Union Budget 2026: Simplifying NRI Real Estate Investments
The Union Budget 2026 has brought about a significant change in the process for resident buyers purchasing immovable property from non-resident Indians (NRIs). The requirement for a Tax Deduction and Collection Account Number (TAN) for deducting tax at source (TDS) has been replaced with a Permanent Account Number (PAN). This move aims to ease compliance and streamline real estate transactions.
Previously, buyers had to obtain a TAN to deposit TDS, which added a layer of complexity and burden to the process. Finance Minister Nirmala Sitharaman announced during her budget speech, “It is proposed to provide that resident individual, or HUF, shall not be required to obtain a tax deduction and collection account number (TAN) to deduct tax at source in respect of any consideration on transfer of any immovable property by non-resident under section 193(2). Instead, the deduction shall be reported by quoting the PAN in the same.”
Experts have welcomed this change, seeing it as a practical improvement for the real estate sector. Archit Gupta, Founder and CEO of ClearTax, stated, “Simplifying NRI property sales is a structural improvement. Allowing resident buyers to deduct TDS without needing a TAN removes major friction in real estate transactions and should help speed up secondary market sales.”
The budget also signals continued support for real estate investment and infrastructure development. Amit Chopra, President of NAR India, noted, “The removal of the TAN requirement for NRI property sales simplifies compliance, while infrastructure spending and initiatives like REITs for monetizing CPSE assets could unlock value and attract institutional capital. However, expectations such as higher home loan interest deductions and revised affordable housing definitions remain unaddressed.”
Chandresh Vithalani, Director at Palladian Partner Advisory Limited, added, “The renewed policy momentum — backed by sustained infrastructure investment and reforms targeting urban expansion — will unlock demand across key micro-markets and support broader investment flows into both residential and commercial segments.”
Sandeep Ahuja, Global CEO of Atmosphere Living, highlighted the positive impact on project viability and lender confidence. He said, “Simplifying TDS on non-resident property transactions by removing the TAN requirement meaningfully reduces friction for NRI buyers, strengthening capital flow and long-term investability across hospitality-led real estate markets.”
Nishant Kohli, Founder and CEO of NRI Nivesh, described the budget as “constructive and forward-looking,” emphasizing its focus on simplified compliance and targeted reforms for NRIs, including electronic Nil/Lower TDS certificates and PAN-based compliance.

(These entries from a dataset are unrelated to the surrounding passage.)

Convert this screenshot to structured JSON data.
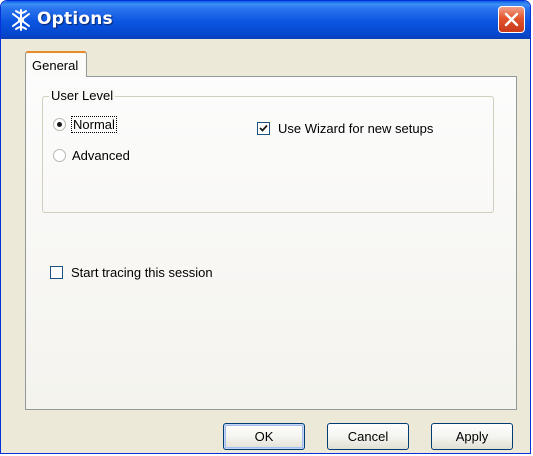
{
  "window": {
    "title": "Options"
  },
  "tabs": [
    {
      "label": "General",
      "selected": true
    }
  ],
  "user_level": {
    "group_label": "User Level",
    "options": [
      {
        "label": "Normal",
        "selected": true
      },
      {
        "label": "Advanced",
        "selected": false
      }
    ]
  },
  "wizard_checkbox": {
    "label": "Use Wizard for new setups",
    "checked": true
  },
  "tracing_checkbox": {
    "label": "Start tracing this session",
    "checked": false
  },
  "buttons": {
    "ok": "OK",
    "cancel": "Cancel",
    "apply": "Apply"
  },
  "icons": {
    "app": "gear-sparkle-icon",
    "close": "close-icon"
  },
  "colors": {
    "titlebar": "#0a55e0",
    "close_button": "#e2552c",
    "window_face": "#ece9d8",
    "tab_highlight": "#e68b2c"
  }
}
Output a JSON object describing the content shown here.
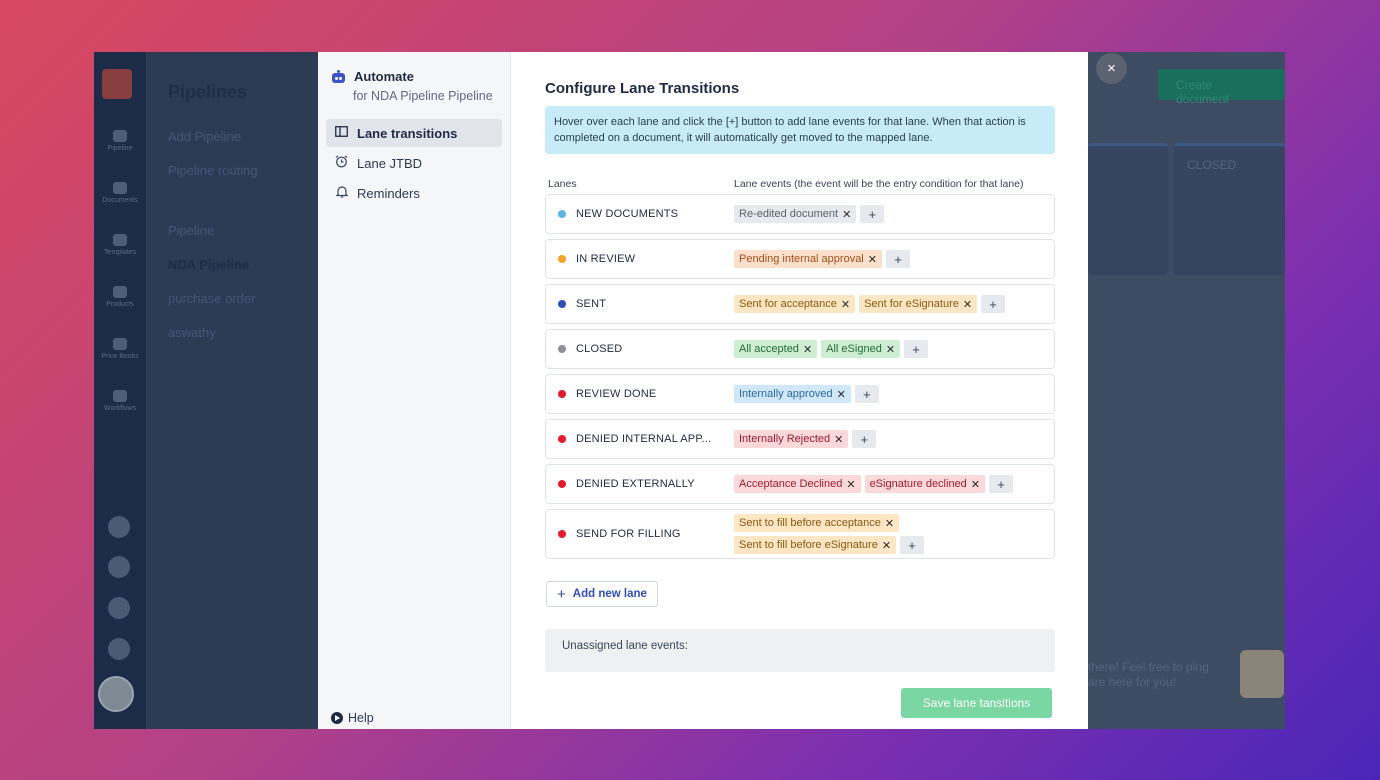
{
  "background_app": {
    "panel_title": "Pipelines",
    "panel_items": [
      {
        "label": "Add Pipeline"
      },
      {
        "label": "Pipeline routing"
      },
      {
        "label": "Pipeline"
      },
      {
        "label": "NDA Pipeline"
      },
      {
        "label": "purchase order"
      },
      {
        "label": "aswathy"
      }
    ],
    "rail_items": [
      "Pipeline",
      "Documents",
      "Templates",
      "Products",
      "Price Books",
      "Workflows"
    ],
    "create_document_label": "Create document",
    "closed_lane_label": "CLOSED",
    "chat_text_line1": "there! Feel free to ping",
    "chat_text_line2": "are here for you!"
  },
  "sidebar": {
    "title": "Automate",
    "subtitle": "for NDA Pipeline Pipeline",
    "items": [
      {
        "label": "Lane transitions",
        "icon": "columns-icon",
        "active": true
      },
      {
        "label": "Lane JTBD",
        "icon": "alarm-clock-icon",
        "active": false
      },
      {
        "label": "Reminders",
        "icon": "bell-icon",
        "active": false
      }
    ],
    "help_label": "Help"
  },
  "main": {
    "title": "Configure Lane Transitions",
    "info": "Hover over each lane and click the [+] button to add lane events for that lane. When that action is completed on a document, it will automatically get moved to the mapped lane.",
    "col_lanes": "Lanes",
    "col_events": "Lane events (the event will be the entry condition for that lane)",
    "add_lane_label": "Add new lane",
    "unassigned_label": "Unassigned lane events:",
    "save_label": "Save lane tansitions"
  },
  "lanes": [
    {
      "name": "NEW DOCUMENTS",
      "color": "#5bb6e8",
      "events": [
        {
          "label": "Re-edited document",
          "style": "gray"
        }
      ]
    },
    {
      "name": "IN REVIEW",
      "color": "#f5a623",
      "events": [
        {
          "label": "Pending internal approval",
          "style": "orange"
        }
      ]
    },
    {
      "name": "SENT",
      "color": "#2f4ec1",
      "events": [
        {
          "label": "Sent for acceptance",
          "style": "peach"
        },
        {
          "label": "Sent for eSignature",
          "style": "peach"
        }
      ]
    },
    {
      "name": "CLOSED",
      "color": "#8a8f98",
      "events": [
        {
          "label": "All accepted",
          "style": "green"
        },
        {
          "label": "All eSigned",
          "style": "green"
        }
      ]
    },
    {
      "name": "REVIEW DONE",
      "color": "#e8192c",
      "events": [
        {
          "label": "Internally approved",
          "style": "blue"
        }
      ]
    },
    {
      "name": "DENIED INTERNAL APP...",
      "color": "#e8192c",
      "events": [
        {
          "label": "Internally Rejected",
          "style": "red"
        }
      ]
    },
    {
      "name": "DENIED EXTERNALLY",
      "color": "#e8192c",
      "events": [
        {
          "label": "Acceptance Declined",
          "style": "red"
        },
        {
          "label": "eSignature declined",
          "style": "red"
        }
      ]
    },
    {
      "name": "SEND FOR FILLING",
      "color": "#e8192c",
      "events": [
        {
          "label": "Sent to fill before acceptance",
          "style": "peach"
        },
        {
          "label": "Sent to fill before eSignature",
          "style": "peach"
        }
      ]
    }
  ],
  "close_label": "×"
}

N Nagabushana Reddy, CEO and Founder of NBR Group, commented, “The Union Budget sends a message of stability and long-term economic intent, which is crucial for the real estate sector. Continued emphasis on infrastructure development, urban connectivity, and capital expenditure will have a strong multiplier effect on housing demand and construction activity. Real estate performs best in an environment of predictability, and this Budget supports exactly that. Overall, it lays a strong foundation for sustainable growth across residential and commercial real estate in the coming year.”
In summary, Budget 2026 aims to reduce compliance hurdles for NRI property transactions, support infrastructure-led real estate demand, and ease capital flow for investors and buyers. These changes are expected to have a positive impact on the real estate market, making it more accessible and attractive for NRIs and other investors.